The minister said an Indigenous Voice to Parliament would facilitate more input from Aboriginal and Torres Strait Islanders to take part in the decision-making process of politics.
In a few weeks, Australians will go to the polls to vote on a national referendum to decide whether to alter the preamble of the Constitution (to include recognition of Indigenous people) and to create a near-permanent advisory body to the Parliament and executive.
Campaign for The Voice Losing Support
Yet as the campaign continues, public support has dwindled, with voters in Queensland, New South Wales, Western Australia, and South Australia now looking unfavourably towards the proposal.Meanwhile, the lead advocate against The Voice, Senator Jacinta Nampijinpa Price, is pushing for a parliamentary inquiry into the billions of taxpayer funds already funnelled into Indigenous groups.
“I want to find out how the billions and billions of taxpayer dollars going into these organisations are actually been spent year in, year out.
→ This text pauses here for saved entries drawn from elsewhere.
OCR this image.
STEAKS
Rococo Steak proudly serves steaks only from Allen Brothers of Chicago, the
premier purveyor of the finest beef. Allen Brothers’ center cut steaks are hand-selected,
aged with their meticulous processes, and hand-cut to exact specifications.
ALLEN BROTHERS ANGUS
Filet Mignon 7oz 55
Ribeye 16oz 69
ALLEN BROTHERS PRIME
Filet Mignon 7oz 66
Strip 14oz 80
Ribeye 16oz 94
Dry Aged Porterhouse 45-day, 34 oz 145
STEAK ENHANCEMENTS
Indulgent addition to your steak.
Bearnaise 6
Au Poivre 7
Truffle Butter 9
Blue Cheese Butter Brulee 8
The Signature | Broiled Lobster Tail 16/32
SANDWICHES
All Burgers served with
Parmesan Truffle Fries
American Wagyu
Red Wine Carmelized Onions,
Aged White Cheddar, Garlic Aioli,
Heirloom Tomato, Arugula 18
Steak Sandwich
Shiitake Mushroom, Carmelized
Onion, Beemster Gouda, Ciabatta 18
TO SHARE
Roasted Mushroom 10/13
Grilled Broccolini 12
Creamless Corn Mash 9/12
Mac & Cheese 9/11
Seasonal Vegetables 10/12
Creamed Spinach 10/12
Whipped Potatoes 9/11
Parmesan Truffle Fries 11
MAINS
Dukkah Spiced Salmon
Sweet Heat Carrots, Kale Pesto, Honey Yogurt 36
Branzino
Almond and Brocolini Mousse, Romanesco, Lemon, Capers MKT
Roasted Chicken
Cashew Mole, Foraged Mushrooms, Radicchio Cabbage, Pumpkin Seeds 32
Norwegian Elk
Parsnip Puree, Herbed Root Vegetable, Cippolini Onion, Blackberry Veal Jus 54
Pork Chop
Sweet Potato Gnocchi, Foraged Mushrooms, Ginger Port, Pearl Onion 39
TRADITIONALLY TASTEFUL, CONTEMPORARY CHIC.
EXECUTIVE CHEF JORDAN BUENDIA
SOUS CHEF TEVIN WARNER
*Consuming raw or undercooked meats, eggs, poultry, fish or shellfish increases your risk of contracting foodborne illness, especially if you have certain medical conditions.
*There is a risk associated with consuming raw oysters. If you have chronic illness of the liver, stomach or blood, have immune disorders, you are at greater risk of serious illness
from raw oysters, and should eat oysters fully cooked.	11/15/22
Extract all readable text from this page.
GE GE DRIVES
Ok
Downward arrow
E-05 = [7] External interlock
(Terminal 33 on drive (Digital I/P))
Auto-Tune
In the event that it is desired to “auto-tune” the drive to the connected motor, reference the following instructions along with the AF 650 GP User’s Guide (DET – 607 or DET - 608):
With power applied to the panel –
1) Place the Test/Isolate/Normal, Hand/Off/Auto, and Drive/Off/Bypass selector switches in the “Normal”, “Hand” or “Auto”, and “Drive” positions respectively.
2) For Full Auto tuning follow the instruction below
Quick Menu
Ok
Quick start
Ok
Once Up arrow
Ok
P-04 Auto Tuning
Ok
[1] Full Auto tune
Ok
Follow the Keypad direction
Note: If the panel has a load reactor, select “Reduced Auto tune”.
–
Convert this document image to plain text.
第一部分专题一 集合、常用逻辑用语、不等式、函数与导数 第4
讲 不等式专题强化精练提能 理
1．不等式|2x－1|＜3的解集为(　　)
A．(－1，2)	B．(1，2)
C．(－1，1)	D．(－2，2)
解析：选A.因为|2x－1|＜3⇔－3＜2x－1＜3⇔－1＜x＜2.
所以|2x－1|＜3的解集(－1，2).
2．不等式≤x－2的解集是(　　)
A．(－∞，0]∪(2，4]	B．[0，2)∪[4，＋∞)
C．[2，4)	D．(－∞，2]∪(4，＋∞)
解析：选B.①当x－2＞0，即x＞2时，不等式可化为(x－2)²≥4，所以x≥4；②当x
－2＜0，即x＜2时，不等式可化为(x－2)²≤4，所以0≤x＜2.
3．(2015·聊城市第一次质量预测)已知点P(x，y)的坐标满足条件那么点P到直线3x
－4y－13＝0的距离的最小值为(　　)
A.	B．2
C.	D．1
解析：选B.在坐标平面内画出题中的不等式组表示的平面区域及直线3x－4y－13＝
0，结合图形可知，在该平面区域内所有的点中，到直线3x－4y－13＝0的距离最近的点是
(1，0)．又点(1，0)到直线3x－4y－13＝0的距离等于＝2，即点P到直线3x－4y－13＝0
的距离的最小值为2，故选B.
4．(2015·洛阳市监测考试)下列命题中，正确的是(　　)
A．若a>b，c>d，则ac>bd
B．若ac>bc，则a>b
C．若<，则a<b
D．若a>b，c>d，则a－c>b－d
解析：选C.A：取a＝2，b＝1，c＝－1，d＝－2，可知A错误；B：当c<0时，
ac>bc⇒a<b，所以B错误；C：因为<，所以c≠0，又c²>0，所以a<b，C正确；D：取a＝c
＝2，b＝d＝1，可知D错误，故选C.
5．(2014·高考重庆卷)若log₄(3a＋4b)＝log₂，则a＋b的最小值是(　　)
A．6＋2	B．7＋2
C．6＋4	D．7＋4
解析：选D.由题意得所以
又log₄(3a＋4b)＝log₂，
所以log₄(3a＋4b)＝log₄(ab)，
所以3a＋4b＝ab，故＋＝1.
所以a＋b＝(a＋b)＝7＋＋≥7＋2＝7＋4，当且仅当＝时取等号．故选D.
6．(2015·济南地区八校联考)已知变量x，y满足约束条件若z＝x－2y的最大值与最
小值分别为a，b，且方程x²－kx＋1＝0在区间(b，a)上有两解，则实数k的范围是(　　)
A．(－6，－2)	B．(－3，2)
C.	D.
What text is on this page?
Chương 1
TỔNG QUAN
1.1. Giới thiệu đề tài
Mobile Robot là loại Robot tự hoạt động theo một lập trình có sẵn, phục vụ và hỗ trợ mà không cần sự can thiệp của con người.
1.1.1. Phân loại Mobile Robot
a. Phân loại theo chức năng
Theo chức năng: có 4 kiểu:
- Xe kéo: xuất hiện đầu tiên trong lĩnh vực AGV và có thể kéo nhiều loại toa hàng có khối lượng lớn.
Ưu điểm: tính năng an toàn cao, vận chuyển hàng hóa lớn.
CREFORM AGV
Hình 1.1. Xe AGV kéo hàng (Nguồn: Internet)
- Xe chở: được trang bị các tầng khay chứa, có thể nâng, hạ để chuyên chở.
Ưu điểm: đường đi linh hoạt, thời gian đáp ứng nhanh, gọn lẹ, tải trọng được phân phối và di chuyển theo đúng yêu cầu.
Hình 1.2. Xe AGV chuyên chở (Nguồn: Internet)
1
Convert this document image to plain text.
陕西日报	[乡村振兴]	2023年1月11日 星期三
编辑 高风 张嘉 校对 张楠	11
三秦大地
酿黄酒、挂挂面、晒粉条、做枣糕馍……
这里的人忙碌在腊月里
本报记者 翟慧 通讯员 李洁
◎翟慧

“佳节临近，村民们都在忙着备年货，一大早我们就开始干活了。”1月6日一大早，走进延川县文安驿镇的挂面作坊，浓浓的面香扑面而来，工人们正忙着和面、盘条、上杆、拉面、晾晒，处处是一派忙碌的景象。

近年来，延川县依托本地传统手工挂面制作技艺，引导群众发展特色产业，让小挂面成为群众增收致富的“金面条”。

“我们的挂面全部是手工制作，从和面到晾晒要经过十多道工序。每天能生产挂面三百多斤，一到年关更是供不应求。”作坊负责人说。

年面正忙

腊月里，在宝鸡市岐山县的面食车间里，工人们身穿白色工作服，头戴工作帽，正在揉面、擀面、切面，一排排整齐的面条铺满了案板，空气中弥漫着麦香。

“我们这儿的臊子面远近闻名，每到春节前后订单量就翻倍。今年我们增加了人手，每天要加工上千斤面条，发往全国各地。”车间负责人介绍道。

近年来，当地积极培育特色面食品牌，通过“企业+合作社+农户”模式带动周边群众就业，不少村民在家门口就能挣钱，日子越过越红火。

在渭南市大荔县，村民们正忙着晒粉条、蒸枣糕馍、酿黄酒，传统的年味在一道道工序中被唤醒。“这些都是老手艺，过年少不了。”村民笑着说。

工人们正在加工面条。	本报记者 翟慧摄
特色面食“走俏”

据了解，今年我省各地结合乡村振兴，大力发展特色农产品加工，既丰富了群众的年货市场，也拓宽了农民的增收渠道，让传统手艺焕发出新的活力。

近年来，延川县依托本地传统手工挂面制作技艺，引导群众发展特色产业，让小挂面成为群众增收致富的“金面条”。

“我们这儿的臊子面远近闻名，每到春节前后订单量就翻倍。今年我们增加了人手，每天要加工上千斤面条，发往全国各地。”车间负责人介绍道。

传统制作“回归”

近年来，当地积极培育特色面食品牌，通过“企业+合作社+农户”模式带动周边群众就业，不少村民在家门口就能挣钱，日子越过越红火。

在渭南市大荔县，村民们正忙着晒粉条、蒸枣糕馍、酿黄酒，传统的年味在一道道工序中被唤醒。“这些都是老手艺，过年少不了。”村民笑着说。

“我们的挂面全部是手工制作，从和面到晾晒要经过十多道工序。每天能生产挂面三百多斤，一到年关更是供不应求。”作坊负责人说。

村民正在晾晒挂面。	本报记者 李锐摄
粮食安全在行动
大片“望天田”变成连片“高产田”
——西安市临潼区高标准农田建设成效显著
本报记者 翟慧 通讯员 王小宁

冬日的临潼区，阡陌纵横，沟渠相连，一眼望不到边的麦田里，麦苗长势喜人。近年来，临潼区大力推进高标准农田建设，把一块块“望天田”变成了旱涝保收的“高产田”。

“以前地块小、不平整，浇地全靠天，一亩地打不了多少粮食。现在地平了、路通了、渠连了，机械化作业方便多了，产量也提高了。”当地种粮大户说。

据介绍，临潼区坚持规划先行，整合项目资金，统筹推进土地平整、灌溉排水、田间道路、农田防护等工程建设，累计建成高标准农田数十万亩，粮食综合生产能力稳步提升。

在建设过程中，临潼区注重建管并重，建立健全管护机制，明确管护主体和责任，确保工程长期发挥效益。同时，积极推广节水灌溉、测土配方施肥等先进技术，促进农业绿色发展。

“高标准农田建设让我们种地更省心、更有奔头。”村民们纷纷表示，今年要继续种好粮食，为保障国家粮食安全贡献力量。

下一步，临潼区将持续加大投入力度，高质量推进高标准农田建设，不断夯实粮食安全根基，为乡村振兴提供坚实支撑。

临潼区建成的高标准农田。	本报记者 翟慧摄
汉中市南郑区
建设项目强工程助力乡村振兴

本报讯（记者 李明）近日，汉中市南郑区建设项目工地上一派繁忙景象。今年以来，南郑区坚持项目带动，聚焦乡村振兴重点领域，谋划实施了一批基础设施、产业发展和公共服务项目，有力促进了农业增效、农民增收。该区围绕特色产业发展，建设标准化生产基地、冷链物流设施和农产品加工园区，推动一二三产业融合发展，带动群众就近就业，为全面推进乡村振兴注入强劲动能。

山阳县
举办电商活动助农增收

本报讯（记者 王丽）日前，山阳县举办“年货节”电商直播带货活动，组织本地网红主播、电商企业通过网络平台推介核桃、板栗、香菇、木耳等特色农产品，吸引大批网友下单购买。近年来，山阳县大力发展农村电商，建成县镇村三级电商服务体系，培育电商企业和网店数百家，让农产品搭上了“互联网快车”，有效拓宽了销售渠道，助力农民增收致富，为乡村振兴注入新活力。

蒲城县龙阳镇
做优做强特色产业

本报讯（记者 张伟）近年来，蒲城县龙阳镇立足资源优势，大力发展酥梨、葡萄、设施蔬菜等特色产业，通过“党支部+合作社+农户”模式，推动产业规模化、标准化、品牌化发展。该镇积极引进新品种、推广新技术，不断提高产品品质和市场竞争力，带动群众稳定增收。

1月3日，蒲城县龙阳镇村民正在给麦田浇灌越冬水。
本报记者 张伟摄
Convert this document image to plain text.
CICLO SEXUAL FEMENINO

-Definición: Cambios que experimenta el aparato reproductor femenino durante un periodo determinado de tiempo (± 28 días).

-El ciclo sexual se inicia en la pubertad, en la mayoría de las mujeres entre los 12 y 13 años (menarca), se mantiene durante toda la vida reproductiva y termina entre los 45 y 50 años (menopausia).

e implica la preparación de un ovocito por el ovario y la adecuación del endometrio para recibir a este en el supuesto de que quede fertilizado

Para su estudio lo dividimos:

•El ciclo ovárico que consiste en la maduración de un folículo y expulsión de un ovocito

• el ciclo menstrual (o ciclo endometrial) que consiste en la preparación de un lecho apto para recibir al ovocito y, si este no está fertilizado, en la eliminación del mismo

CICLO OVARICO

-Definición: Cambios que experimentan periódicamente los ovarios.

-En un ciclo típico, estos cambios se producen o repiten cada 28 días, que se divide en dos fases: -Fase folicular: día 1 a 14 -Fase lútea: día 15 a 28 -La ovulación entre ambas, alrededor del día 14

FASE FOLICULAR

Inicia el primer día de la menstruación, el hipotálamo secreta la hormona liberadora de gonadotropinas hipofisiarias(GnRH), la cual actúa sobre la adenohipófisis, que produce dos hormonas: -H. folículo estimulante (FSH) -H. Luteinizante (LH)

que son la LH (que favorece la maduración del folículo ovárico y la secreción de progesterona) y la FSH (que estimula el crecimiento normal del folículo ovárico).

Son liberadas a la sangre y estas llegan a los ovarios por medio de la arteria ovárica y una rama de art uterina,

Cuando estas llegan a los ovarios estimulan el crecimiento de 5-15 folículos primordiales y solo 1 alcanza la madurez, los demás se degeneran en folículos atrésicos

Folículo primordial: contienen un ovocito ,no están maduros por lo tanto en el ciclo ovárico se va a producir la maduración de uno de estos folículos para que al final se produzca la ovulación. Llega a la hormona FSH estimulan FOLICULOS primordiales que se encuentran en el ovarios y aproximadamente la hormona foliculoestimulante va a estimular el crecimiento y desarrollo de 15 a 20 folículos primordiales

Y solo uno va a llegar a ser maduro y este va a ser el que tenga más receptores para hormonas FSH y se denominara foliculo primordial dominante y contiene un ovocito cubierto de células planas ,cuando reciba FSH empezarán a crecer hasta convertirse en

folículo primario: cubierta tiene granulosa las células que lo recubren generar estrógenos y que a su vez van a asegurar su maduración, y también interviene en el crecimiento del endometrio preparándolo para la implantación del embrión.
I want to know what’s working and what isn’t so that we can actually properly aim our resources to help those who are most in need,” she said.
The senator said questions had already been put to different Indigenous bodies to ascertain how funds were being spent, but no response has been received.
“After questions that my Coalition colleagues and I put to [the government] on behalf of you and all Australians … they’re only too happy to ignore us and ignore you, as well as our most marginalised,” she said.
The date of the The Voice referendum is set to be announced in the coming weeks.